Dehumanisasi subjek TKI, tidak hanya terjadi di benak mereka yang duduk sebagai pejabat Negara atupun masyarakat kebanyakan. Operasi kekuasaan yang berlandaskan hubungan kawula- gusti juga bekerja pada TKI kita. Seperti yang diungkapkan oleh Foucault, ciri kekuasaan tidaklah memaksa melainkan datang sebagai bentuk regulasi dan normalisasi.Kenyataan ini dapat kita temui dalam banyak teks, salah satunya adalah teks dibawah ini.

"Kakak (Hasin) saya, sejak 2006 dipenjara. Dan hingga saat ini pemerintah tidak bergerak sama sekali. Kami butuh bantuan hukum… Anehnya lagi, keduanya bisa bebas asal membayar uang tebusan yang diminta majikannya sebesar Rp 250 juta. Dapat uang dari mana kami. Kami cuma orang kecil yang tidak punya apa-apa” (Liputan6.com).
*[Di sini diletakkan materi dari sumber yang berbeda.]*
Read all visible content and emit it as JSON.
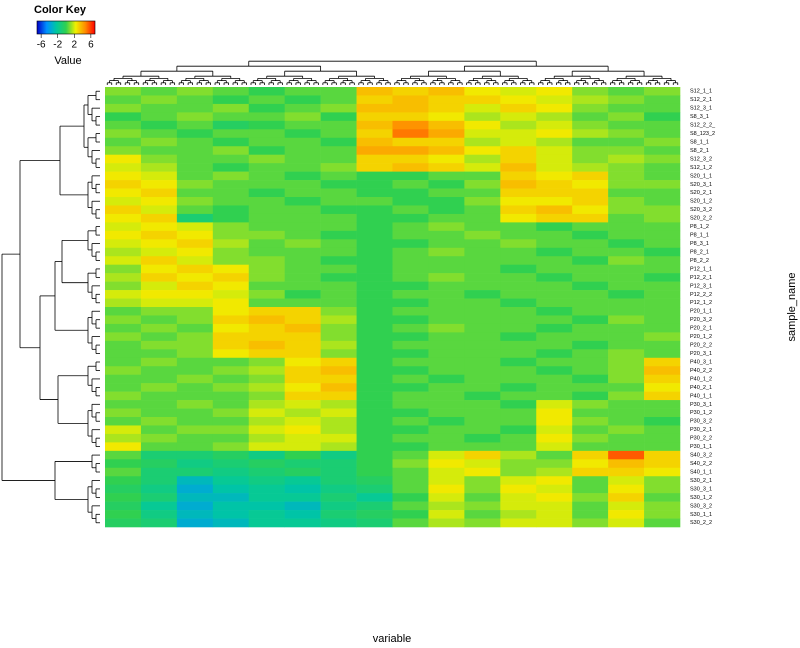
{
  "chart_data": {
    "type": "heatmap",
    "key_title": "Color Key",
    "key_label": "Value",
    "clim": [
      -7,
      7
    ],
    "key_ticks": [
      -6,
      -2,
      2,
      6
    ],
    "colors": [
      "#0000c8",
      "#0090ff",
      "#00c8a0",
      "#30d050",
      "#f0f000",
      "#ff8c00",
      "#ff0000"
    ],
    "xlabel": "variable",
    "ylabel": "sample_name",
    "rows": [
      "S12_1_1",
      "S12_2_1",
      "S12_3_1",
      "S8_3_1",
      "S12_2_2_",
      "S8_123_2",
      "S8_1_1",
      "S8_2_1",
      "S12_3_2",
      "S12_1_2",
      "S20_1_1",
      "S20_3_1",
      "S20_2_1",
      "S20_1_2",
      "S20_3_2",
      "S20_2_2",
      "P8_1_2",
      "P8_1_1",
      "P8_3_1",
      "P8_2_1",
      "P8_2_2",
      "P12_1_1",
      "P12_2_1",
      "P12_3_1",
      "P12_2_2",
      "P12_1_2",
      "P20_1_1",
      "P20_3_2",
      "P20_2_1",
      "P20_1_2",
      "P20_2_2",
      "P20_3_1",
      "P40_3_1",
      "P40_2_2",
      "P40_1_2",
      "P40_2_1",
      "P40_1_1",
      "P30_3_1",
      "P30_1_2",
      "P30_3_2",
      "P30_2_1",
      "P30_2_2",
      "P30_1_1",
      "S40_3_2",
      "S40_2_2",
      "S40_1_1",
      "S30_2_1",
      "S30_3_1",
      "S30_1_2",
      "S30_3_2",
      "S30_1_1",
      "S30_2_2"
    ],
    "values": [
      [
        1,
        0.5,
        1,
        0.5,
        0,
        0.5,
        0.5,
        3.5,
        3,
        3.5,
        2.5,
        2,
        2.5,
        1,
        0.5,
        1
      ],
      [
        0.5,
        1,
        0.5,
        0,
        0.5,
        0,
        0.5,
        3,
        3.5,
        3,
        3,
        2.5,
        2,
        1.5,
        1,
        0.5
      ],
      [
        1,
        0.5,
        0.5,
        1,
        0,
        0.5,
        1,
        3.5,
        3.5,
        3,
        2,
        3,
        2.5,
        1,
        0.5,
        0.5
      ],
      [
        0,
        0.5,
        1,
        0.5,
        0.5,
        1,
        0,
        3,
        3,
        2.5,
        1.5,
        2,
        1.5,
        0.5,
        1,
        0
      ],
      [
        0.5,
        0,
        0.5,
        -0.5,
        0,
        0.5,
        0.5,
        3.5,
        4.5,
        3.5,
        2.5,
        1.5,
        2,
        1,
        0.5,
        0.5
      ],
      [
        1,
        0.5,
        0,
        0.5,
        0.5,
        0,
        0.5,
        3,
        5,
        4,
        2,
        2,
        2.5,
        1.5,
        1,
        0.5
      ],
      [
        0.5,
        1,
        0.5,
        0,
        0.5,
        0.5,
        0,
        3.5,
        3,
        3,
        1.5,
        2,
        1.5,
        0.5,
        0.5,
        1
      ],
      [
        1,
        0.5,
        0.5,
        1,
        0,
        0.5,
        0.5,
        4,
        4,
        3.5,
        2.5,
        3,
        2,
        1,
        1,
        0.5
      ],
      [
        2.5,
        1,
        0.5,
        0.5,
        1,
        0.5,
        0.5,
        3,
        3,
        2.5,
        1.5,
        3,
        2,
        1,
        1.5,
        1
      ],
      [
        2,
        1.5,
        0.5,
        0,
        0.5,
        0.5,
        1,
        3,
        3.5,
        3,
        2,
        3.5,
        2,
        1.5,
        1,
        0.5
      ],
      [
        2.5,
        2,
        0.5,
        1,
        0.5,
        0,
        0.5,
        0,
        0,
        0.5,
        0.5,
        3,
        2.5,
        3,
        1,
        0.5
      ],
      [
        3,
        2.5,
        1,
        0.5,
        0.5,
        0.5,
        0,
        0,
        0.5,
        0,
        1,
        3.5,
        3,
        2.5,
        1,
        1
      ],
      [
        2.5,
        3,
        0.5,
        0.5,
        0,
        0.5,
        0.5,
        0,
        0,
        0.5,
        0.5,
        3,
        3,
        3,
        0.5,
        0.5
      ],
      [
        2,
        2.5,
        1,
        0.5,
        0.5,
        0,
        0.5,
        0.5,
        0,
        0,
        1,
        2.5,
        2.5,
        3,
        1,
        0.5
      ],
      [
        3,
        2,
        0.5,
        0,
        0.5,
        0.5,
        0,
        0,
        0.5,
        0,
        0.5,
        3,
        3.5,
        2.5,
        1,
        1
      ],
      [
        2.5,
        3,
        -1,
        0,
        0.5,
        0.5,
        0.5,
        0,
        0,
        0.5,
        0.5,
        2.5,
        3,
        3,
        0.5,
        1
      ],
      [
        2,
        2.5,
        2,
        1,
        0.5,
        0.5,
        0.5,
        0,
        0.5,
        1,
        0.5,
        0.5,
        0,
        0.5,
        0.5,
        0.5
      ],
      [
        2.5,
        3,
        2.5,
        1,
        1,
        0.5,
        0,
        0,
        0.5,
        0.5,
        1,
        0.5,
        0.5,
        0,
        0.5,
        0.5
      ],
      [
        2,
        2.5,
        3,
        1.5,
        0.5,
        1,
        0.5,
        0,
        0,
        0.5,
        0.5,
        1,
        0.5,
        0.5,
        0,
        0.5
      ],
      [
        1.5,
        2,
        2.5,
        1,
        0.5,
        0.5,
        0.5,
        0,
        0.5,
        1,
        0.5,
        0.5,
        0,
        0.5,
        0.5,
        0
      ],
      [
        2,
        3,
        2,
        1,
        1,
        0.5,
        0,
        0,
        0.5,
        0.5,
        0.5,
        0.5,
        0.5,
        0,
        1,
        0.5
      ],
      [
        1,
        2.5,
        3,
        2.5,
        1,
        0.5,
        0.5,
        0,
        0.5,
        0.5,
        0.5,
        0,
        0.5,
        0.5,
        0.5,
        0.5
      ],
      [
        1.5,
        3,
        2.5,
        3,
        1,
        0.5,
        0,
        0,
        0.5,
        1,
        0.5,
        0.5,
        0,
        0.5,
        0.5,
        0
      ],
      [
        1,
        2,
        3,
        2.5,
        0.5,
        0.5,
        0.5,
        0,
        0,
        0.5,
        0.5,
        0.5,
        0.5,
        0,
        0.5,
        0.5
      ],
      [
        2,
        2.5,
        2.5,
        2,
        1,
        0,
        0.5,
        0,
        0.5,
        0.5,
        0,
        0.5,
        0.5,
        0.5,
        0,
        0.5
      ],
      [
        1.5,
        2,
        2,
        2.5,
        0.5,
        0.5,
        0.5,
        0,
        0,
        0.5,
        0.5,
        0,
        0.5,
        0.5,
        0.5,
        0.5
      ],
      [
        0.5,
        1,
        1,
        2.5,
        3,
        3,
        1,
        0,
        0.5,
        0.5,
        0.5,
        0.5,
        0,
        0.5,
        0.5,
        0.5
      ],
      [
        1,
        0.5,
        1,
        3,
        3.5,
        3,
        1.5,
        0,
        0,
        0.5,
        0.5,
        0.5,
        0.5,
        0,
        1,
        0.5
      ],
      [
        0.5,
        1,
        0.5,
        2.5,
        3,
        3.5,
        1,
        0,
        0.5,
        1,
        0.5,
        0.5,
        0,
        0.5,
        0.5,
        0.5
      ],
      [
        1,
        0.5,
        1,
        3,
        3,
        3,
        1,
        0,
        0,
        0.5,
        0.5,
        0,
        0.5,
        0.5,
        0.5,
        1
      ],
      [
        0.5,
        1,
        1,
        3,
        3.5,
        3,
        1.5,
        0,
        0.5,
        0.5,
        0.5,
        0.5,
        0.5,
        0,
        0.5,
        0.5
      ],
      [
        0.5,
        0.5,
        1,
        2.5,
        3,
        3,
        1,
        0,
        0,
        0.5,
        0.5,
        0.5,
        0,
        0.5,
        1,
        0.5
      ],
      [
        0.5,
        1,
        0.5,
        0.5,
        1,
        2.5,
        3,
        0,
        0.5,
        0.5,
        0.5,
        0,
        0.5,
        0.5,
        1,
        3
      ],
      [
        1,
        0.5,
        0.5,
        1,
        1.5,
        3,
        3.5,
        0,
        0,
        0.5,
        0.5,
        0.5,
        0,
        0.5,
        1,
        3.5
      ],
      [
        0.5,
        0.5,
        1,
        0.5,
        1,
        3,
        3,
        0,
        0.5,
        0,
        0.5,
        0.5,
        0.5,
        0,
        1,
        3
      ],
      [
        0.5,
        1,
        0.5,
        1,
        1.5,
        2.5,
        3.5,
        0,
        0,
        0.5,
        0.5,
        0,
        0.5,
        0.5,
        0.5,
        2.5
      ],
      [
        1,
        0.5,
        0.5,
        0.5,
        1,
        3,
        3,
        0,
        0.5,
        0.5,
        0,
        0.5,
        0.5,
        0,
        1,
        3
      ],
      [
        0.5,
        0.5,
        1,
        0.5,
        1.5,
        2,
        1.5,
        0,
        0.5,
        0.5,
        0.5,
        0,
        2,
        1,
        0.5,
        0.5
      ],
      [
        1,
        0.5,
        0.5,
        1,
        2,
        1.5,
        2,
        0,
        0,
        0.5,
        0.5,
        0.5,
        2.5,
        0.5,
        0.5,
        0.5
      ],
      [
        0.5,
        1,
        0.5,
        0.5,
        1.5,
        2,
        1.5,
        0,
        0.5,
        0,
        0.5,
        0.5,
        2.5,
        1,
        0.5,
        0
      ],
      [
        2,
        0.5,
        1,
        1,
        2,
        2.5,
        1.5,
        0,
        0,
        0.5,
        0.5,
        0,
        2,
        0.5,
        1,
        0.5
      ],
      [
        1.5,
        1,
        0.5,
        0.5,
        1.5,
        2,
        2,
        0,
        0.5,
        0.5,
        0,
        0.5,
        2.5,
        1,
        0.5,
        0.5
      ],
      [
        2.5,
        0.5,
        0.5,
        1,
        2,
        2,
        1.5,
        0,
        0,
        0.5,
        0.5,
        0.5,
        2,
        0.5,
        0.5,
        0.5
      ],
      [
        0.5,
        -1,
        -1,
        -0.5,
        -1.5,
        0,
        -1.5,
        0,
        0.5,
        2,
        3,
        1.5,
        0.5,
        3,
        5.5,
        3
      ],
      [
        0,
        -0.5,
        -1.5,
        -1,
        -0.5,
        -1,
        -1,
        0,
        1,
        2.5,
        2,
        1,
        1,
        2.5,
        3.5,
        3
      ],
      [
        0.5,
        -1,
        -1,
        -1.5,
        -1,
        -0.5,
        -1,
        0,
        0.5,
        2,
        2.5,
        1,
        1.5,
        3,
        3,
        2.5
      ],
      [
        0,
        -1,
        -3,
        -2,
        -1.5,
        -2,
        -1,
        -0.5,
        0.5,
        2,
        1,
        2,
        2.5,
        0.5,
        2,
        1
      ],
      [
        -0.5,
        -1.5,
        -3.5,
        -2.5,
        -2,
        -2.5,
        -1.5,
        -1,
        0.5,
        2.5,
        1,
        2.5,
        2,
        0.5,
        2.5,
        1
      ],
      [
        0,
        -1,
        -3,
        -3,
        -2,
        -2,
        -1,
        -2,
        0,
        2,
        0.5,
        2,
        2.5,
        1,
        3,
        0.5
      ],
      [
        -0.5,
        -2,
        -3.5,
        -2.5,
        -2.5,
        -3,
        -1.5,
        -1,
        0.5,
        1.5,
        1,
        2,
        2,
        0.5,
        2,
        1
      ],
      [
        0,
        -1.5,
        -3,
        -2.5,
        -2,
        -2.5,
        -1,
        -0.5,
        0,
        2,
        0.5,
        1.5,
        2,
        0.5,
        2.5,
        1
      ],
      [
        -0.5,
        -1,
        -3.5,
        -3,
        -2,
        -2,
        -1.5,
        -1,
        0.5,
        1.5,
        1,
        2,
        2,
        1,
        2,
        0.5
      ]
    ]
  }
}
Ungkapan orang kecil (wong cilik), mereproduksi posisi mereka (TKI) sebagai subjek lemah(kawula). Dalam hal ini, tidak hanya berarti lemah dalam bidang ekonomi, melainkan juga sebagai orang yang ditakdirkan untuk hidup sebagai manusia kelas dua, yang tugasnya mengabdi pada kelas yang ada di atasnya. Dengan kata lain, aturan wacana yang mendehumanisasi subjek TKI juga ikut direproduksi oleh TKI itu sendiri, dengan cara menyakininya sebagai kebenaran Takdir. Inilah yang disebut oleh Foucault sebagai normalisasi dan regulasi diri.